Nakayama et al. [25] reported that the ADCs were lower in mature cystic teratomas than in endometrial cysts and other benign and malignant ovarian cystic neoplasms. According to this study, the low ADCs of the mature cystic teratomas were attributed to the keratinoid substance in the tumors. Similarly, the difference between the ADCs of the hydatid cysts and those of simple cysts can be attributed to the difference in the cyst contents. Because the hydatid cyst contains viscous hydatid sand that consists of the scolices, hooklets, sodium chloride, proteins, glucose, ions, lipids, and polysaccharides, the ADC of the hydatid cyst is decreased [26, 27]. On the contrary, the simple cyst has lower viscosity, hence the higher ADC [1].
In our study, the ADC measurement yielded a lower accuracy in discrimination between the two types of cysts than DW trace imaging signal intensity measurement. One reason for this may be the use of fixed TRs, due to which the DWI series were acquired in different phases of the cardiac cycle. Therefore, DW images of different patients may have been affected differently by the pulsatile motion. Another reason may be the limited reliability of the measurements of ADC for lesions in the lateral segment and subdiaphragmatic regions of the liver due to distortion artifacts.

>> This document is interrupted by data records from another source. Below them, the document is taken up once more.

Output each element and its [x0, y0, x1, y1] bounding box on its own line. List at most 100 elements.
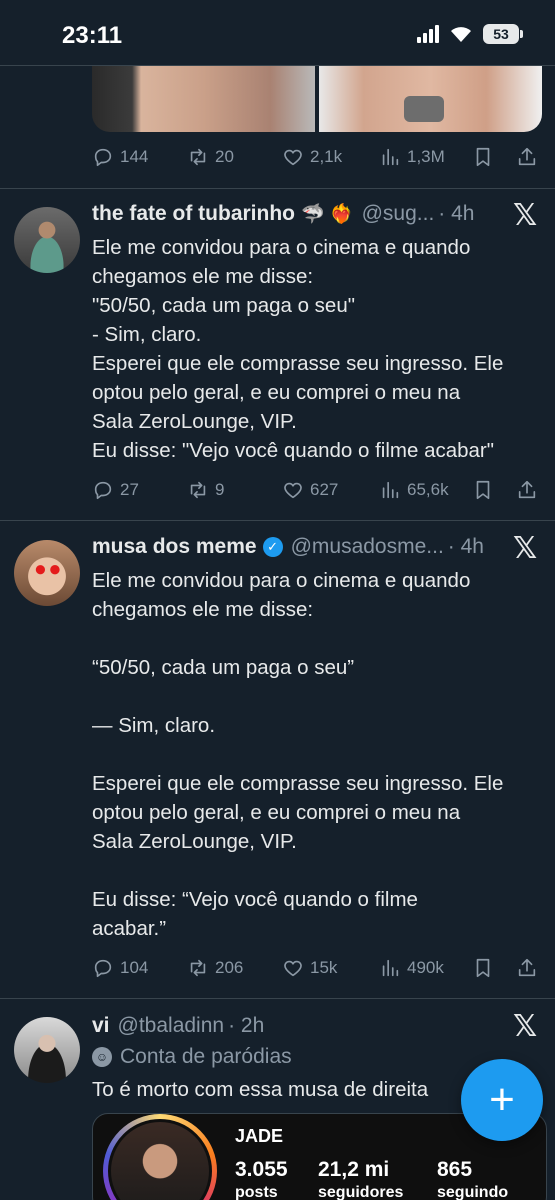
tweet-actions: 27 9 627 65,6k	[92, 475, 542, 505]
reply-button[interactable]: 144	[92, 146, 148, 168]
name-emojis: 🦈 ❤️‍🔥	[301, 204, 354, 225]
tweet-line: “50/50, cada um paga o seu”	[92, 656, 355, 679]
tweet-line: — Sim, claro.	[92, 714, 216, 737]
views-icon	[382, 959, 399, 977]
views-button[interactable]: 1,3M	[379, 146, 445, 168]
heart-icon	[284, 960, 302, 977]
views-button[interactable]: 65,6k	[379, 479, 449, 501]
verified-badge-icon: ✓	[262, 537, 283, 557]
handle[interactable]: @sug...	[362, 202, 435, 226]
tweet-line: optou pelo geral, e eu comprei o meu na	[92, 801, 461, 824]
like-count: 2,1k	[310, 147, 343, 166]
handle[interactable]: @tbaladinn	[118, 1014, 225, 1038]
like-count: 627	[310, 480, 339, 499]
share-icon	[518, 480, 536, 499]
heart-icon	[284, 482, 302, 499]
views-icon	[382, 148, 399, 166]
tweet-line: Ele me convidou para o cinema e quando	[92, 236, 471, 259]
retweet-icon	[190, 481, 206, 499]
retweet-button[interactable]: 20	[187, 146, 234, 168]
parody-label: ☺ Conta de paródias	[92, 1045, 292, 1069]
tweet-header: vi @tbaladinn · 2h	[92, 1014, 264, 1038]
tweet-media[interactable]	[92, 66, 542, 132]
share-button[interactable]	[516, 146, 538, 168]
following-count: 865	[437, 1158, 473, 1181]
tweet-line: acabar.”	[92, 917, 167, 940]
avatar[interactable]	[14, 207, 80, 273]
tweet-text[interactable]: Ele me convidou para o cinema e quando c…	[92, 566, 547, 943]
like-button[interactable]: 15k	[282, 957, 337, 979]
reply-count: 104	[120, 958, 149, 977]
divider	[0, 188, 555, 189]
posts-stat: 3.055 posts	[235, 1158, 288, 1200]
reply-count: 27	[120, 480, 139, 499]
retweet-button[interactable]: 9	[187, 479, 224, 501]
tweet-line: Esperei que ele comprasse seu ingresso. …	[92, 772, 504, 795]
followers-count: 21,2 mi	[318, 1158, 390, 1181]
compose-button[interactable]: +	[461, 1059, 543, 1141]
retweet-count: 206	[215, 958, 244, 977]
x-logo-icon: 𝕏	[513, 1009, 538, 1044]
retweet-button[interactable]: 206	[187, 957, 243, 979]
posts-label: posts	[235, 1184, 278, 1200]
plus-icon: +	[489, 1075, 515, 1124]
x-logo-icon: 𝕏	[513, 531, 538, 566]
bookmark-icon	[476, 480, 490, 500]
tweet-header: the fate of tubarinho 🦈 ❤️‍🔥 @sug... · 4…	[92, 202, 474, 226]
tweet-actions: 104 206 15k 490k	[92, 953, 542, 983]
handle[interactable]: @musadosme...	[291, 535, 444, 559]
x-logo-icon: 𝕏	[513, 198, 538, 233]
divider	[0, 520, 555, 521]
following-stat: 865 seguindo	[437, 1158, 508, 1200]
battery-icon: 53	[483, 24, 523, 44]
reply-button[interactable]: 104	[92, 957, 148, 979]
bookmark-button[interactable]	[472, 957, 494, 979]
bookmark-button[interactable]	[472, 479, 494, 501]
bookmark-button[interactable]	[472, 146, 494, 168]
views-count: 1,3M	[407, 147, 445, 166]
tweet-line: Sala ZeroLounge, VIP.	[92, 410, 297, 433]
retweet-count: 20	[215, 147, 234, 166]
media-image[interactable]	[92, 66, 315, 132]
views-count: 65,6k	[407, 480, 449, 499]
tweet-time: · 4h	[447, 535, 484, 558]
bookmark-icon	[476, 147, 490, 167]
share-button[interactable]	[516, 957, 538, 979]
avatar[interactable]	[14, 540, 80, 606]
tweet-line: Esperei que ele comprasse seu ingresso. …	[92, 352, 504, 375]
tweet-line: Ele me convidou para o cinema e quando	[92, 569, 471, 592]
tweet-text[interactable]: Ele me convidou para o cinema e quando c…	[92, 233, 547, 465]
like-button[interactable]: 2,1k	[282, 146, 342, 168]
heart-icon	[284, 149, 302, 166]
followers-label: seguidores	[318, 1184, 404, 1200]
signal-icon	[417, 25, 439, 43]
divider	[0, 998, 555, 999]
wifi-icon	[451, 27, 471, 42]
share-icon	[518, 147, 536, 166]
posts-count: 3.055	[235, 1158, 288, 1181]
profile-avatar	[108, 1119, 212, 1200]
avatar[interactable]	[14, 1017, 80, 1083]
following-label: seguindo	[437, 1184, 509, 1200]
tweet-line: Eu disse: "Vejo você quando o filme acab…	[92, 439, 495, 462]
display-name[interactable]: vi	[92, 1014, 110, 1038]
retweet-icon	[190, 148, 206, 166]
media-image[interactable]	[319, 66, 542, 132]
reply-icon	[94, 481, 112, 500]
retweet-count: 9	[215, 480, 225, 499]
reply-button[interactable]: 27	[92, 479, 139, 501]
views-icon	[382, 481, 399, 499]
profile-story-ring	[103, 1114, 217, 1200]
views-button[interactable]: 490k	[379, 957, 444, 979]
display-name[interactable]: the fate of tubarinho	[92, 202, 295, 226]
bookmark-icon	[476, 958, 490, 978]
share-button[interactable]	[516, 479, 538, 501]
tweet-time: · 2h	[228, 1014, 265, 1037]
tweet-line: Eu disse: “Vejo você quando o filme	[92, 888, 418, 911]
tweet-line: Sala ZeroLounge, VIP.	[92, 830, 297, 853]
like-button[interactable]: 627	[282, 479, 338, 501]
reply-count: 144	[120, 147, 149, 166]
tweet-line	[92, 624, 547, 653]
reply-icon	[94, 148, 112, 167]
display-name[interactable]: musa dos meme	[92, 535, 257, 559]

Our study has several technical limitations. The main limitation was that the echo-planar sequence used with a higher b value had a lower SNR, resulting in greater image distortion. In addition, the echo-planar sequence causes anatomic distortion due to susceptibility effects [10]. We did not use pulse-triggered DWI. Murtz et al. [9] evaluated 12 patients using a single-shot spin-echo echoplanar sequence with ECG triggering to minimize the influence of cardiac pulsation. They found that DWI without pulse triggering reduces the accuracy of ADC measurements in abdominal organs.
The differential diagnosis of most liver cysts is usually possible with the combined use of specific morphologic features on sonography, CT, and MRI (size, contours, the presence and thickness of a wall, internal structure, enhancement pattern, and calcification) and laboratory and clinical information. However, the differentiation of the completely liquid type of hydatid cyst from simple cysts may still be difficult. Our preliminary data suggest that DWI may be helpful in this setting.